Bob Willis was one of England's greatest ever, says Charles Colvile
Charles Colvile looks back on Bob Willis' life both on and off the cricket field
By Charles Colvile
Last Updated: 06/12/19 2:43pm
Bob Willis was quite simply one of England's greatest ever fast bowlers.
In a career that spanned 14 years at the highest level - from 1971 to 1984 - Willis played 90 Tests and 64 ODIs - taking 325 Test wickets.
He was genuinely quick and his performance in the Leeds Test of 1981, when he recorded his career-best figures of 8-43 to bowl Australia out and give England one of the most dramatic wins of all time, is still - and always will be - the stuff of legends.

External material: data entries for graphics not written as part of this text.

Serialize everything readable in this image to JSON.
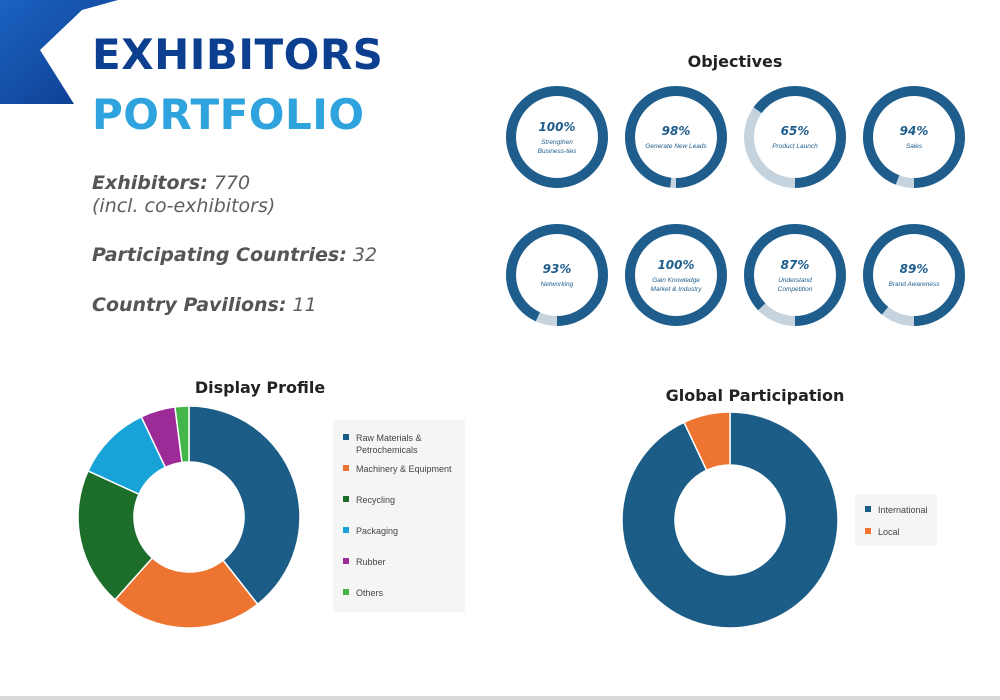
{
  "colors": {
    "title_dark": "#0d3f91",
    "title_light": "#2ea3dd",
    "gauge_fill": "#1e5d8c",
    "gauge_track": "#c5d3de",
    "gauge_text": "#1e5d8c"
  },
  "title": {
    "line1": "EXHIBITORS",
    "line2": "PORTFOLIO"
  },
  "stats": {
    "exhibitors_label": "Exhibitors:",
    "exhibitors_value": "770",
    "exhibitors_note": "(incl. co-exhibitors)",
    "countries_label": "Participating Countries:",
    "countries_value": "32",
    "pavilions_label": "Country Pavilions:",
    "pavilions_value": "11"
  },
  "chart_data": [
    {
      "type": "gauge",
      "title": "Objectives",
      "items": [
        {
          "percent_label": "100%",
          "value": 100,
          "label_lines": [
            "Strengthen",
            "Business-ties"
          ]
        },
        {
          "percent_label": "98%",
          "value": 98,
          "label_lines": [
            "Generate New Leads"
          ]
        },
        {
          "percent_label": "65%",
          "value": 65,
          "label_lines": [
            "Product Launch"
          ]
        },
        {
          "percent_label": "94%",
          "value": 94,
          "label_lines": [
            "Sales"
          ]
        },
        {
          "percent_label": "93%",
          "value": 93,
          "label_lines": [
            "Networking"
          ]
        },
        {
          "percent_label": "100%",
          "value": 100,
          "label_lines": [
            "Gain Knowledge",
            "Market & Industry"
          ]
        },
        {
          "percent_label": "87%",
          "value": 87,
          "label_lines": [
            "Understand",
            "Competition"
          ]
        },
        {
          "percent_label": "89%",
          "value": 89,
          "label_lines": [
            "Brand Awareness"
          ]
        }
      ]
    },
    {
      "type": "pie",
      "title": "Display Profile",
      "legend_position": "right",
      "slices": [
        {
          "name": "Raw Materials & Petrochemicals",
          "legend_lines": [
            "Raw Materials &",
            "Petrochemicals"
          ],
          "value": 39,
          "color": "#1b5d86"
        },
        {
          "name": "Machinery & Equipment",
          "legend_lines": [
            "Machinery & Equipment"
          ],
          "value": 22,
          "color": "#ed7431"
        },
        {
          "name": "Recycling",
          "legend_lines": [
            "Recycling"
          ],
          "value": 20,
          "color": "#1c6e2a"
        },
        {
          "name": "Packaging",
          "legend_lines": [
            "Packaging"
          ],
          "value": 11,
          "color": "#17a2d8"
        },
        {
          "name": "Rubber",
          "legend_lines": [
            "Rubber"
          ],
          "value": 5,
          "color": "#9c2b98"
        },
        {
          "name": "Others",
          "legend_lines": [
            "Others"
          ],
          "value": 2,
          "color": "#44b649"
        }
      ]
    },
    {
      "type": "pie",
      "title": "Global Participation",
      "legend_position": "right",
      "slices": [
        {
          "name": "International",
          "legend_lines": [
            "International"
          ],
          "value": 93,
          "color": "#1b5d86"
        },
        {
          "name": "Local",
          "legend_lines": [
            "Local"
          ],
          "value": 7,
          "color": "#ed7431"
        }
      ]
    }
  ]
}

Born in Sunderland, he grew up in Surrey and always said he became a fast bowler to get revenge on his schoolmates who made his life a misery when he was forced to play rugby in the winter.
Despite an action like no other - he was horrified when he first saw himself on TV - Bob was called up by England as a replacement on the 1970/71 Ashes.
He had only played 20 first-class games, but, with his shock of curly hair, Bob's raw pace was just what Ray Illingworth was looking for and he made his debut in Sydney in the New Year's Test of 1971. He picked up his first wicket in Australia's second innings as England won the game and eventually the Ashes.
Despite having a Test cap to his name, on his return home Willis found it difficult to command a regular place in the Surrey side that went on to win the Championship that year. He moved to Warwickshire and spent the rest of his playing days based in Birmingham.
It is hardly surprising, given the stresses and strains that his unique action put on his body, that in those early years, Bob suffered terribly from injury, with his knees, in particular, subject to numerous operations. He also found the long, lonely business of rehabilitation tough and would later admit to suffering from depression.
During the centenary Test of 1977, after a heart-to-heart with Tony Greig, Bob was introduced to an Australian hypnotherapist called Arthur Jackson who revolutionised his life.
Armed with hypnotherapy tapes that he would listen to as he fell asleep, Bob also became a passionate believer in slow distance running to build up his fitness and stamina and was often seen pounding out the laps of the Edgbaston outfield.
As it happened, 1977 was a key year in the Willis story. That summer saw the debut of a young, fast-bowling all-rounder by the name of Ian Botham, and over the next seven years they would play 60 Test matches together and take 476 Test wickets between them, proving to be one of English cricket's most lethal opening partnerships with the new ball.
Seventy-seven was also the summer of Kerry Packer but, despite being asked to join World Series Cricket, Bob insisted on staying loyal to England - later saying that it was the buzz of playing Test cricket for his country that motivated him to play the game. He would later also turn down the offer of a huge cheque to go on the first rebel tour to South Africa.
No look back on the career of Bob Willis would be complete without a mention of another aspect of his game - his batting. It was as idiosyncratic in its style as his bowling and when he forgot to take his bat out with him during a Test at Edgbaston, another aspect of the legend of Bob Willis was established.
It is, though, for his spell of 8-43 at Leeds on the afternoon July 21, 1981 that Bob will always be remembered.
Defending 129 thanks to Botham's extraordinary second-innings hundred, everything turned on Bob - who was being plagued by no-balls - persuading Mike Brearley to allow him to bowl down the hill from the Kirkstall Lane End.
Something suddenly clicked and in 15 overs and one ball he blew the Australians away for 111 to deliver English cricket one of its greatest victories.
With the rebel tour to South Africa the following year taking a dozen of England's top players out of international cricket, Bob, much to his surprise, found himself appointed as England captain. He didn't much enjoy the job, but England's three-run win in Melbourne in 1982 courtesy of Geoff Miller's rebound catch delivered another career highlight.
Illness eventually forced his retirement from cricket in 1984 but that was not the end of Bob and cricket.
He quickly developed a reputation as a no-nonsense commentator and pundit and his acerbic, withering assessments of England's all-too-often failures saw him achieve cult status among an army of fans who never actually saw him bowl.
But, while he was seen by some as being grumpy, miserable and hyper-critical, he was in fact never happier than when he had to eat his words and praise England to the rafters.
With his death, Bob Dylan has lost one of his most devoted fans, wine growers everywhere a serious connoisseur of their art and English cricket one of their greatest ever players.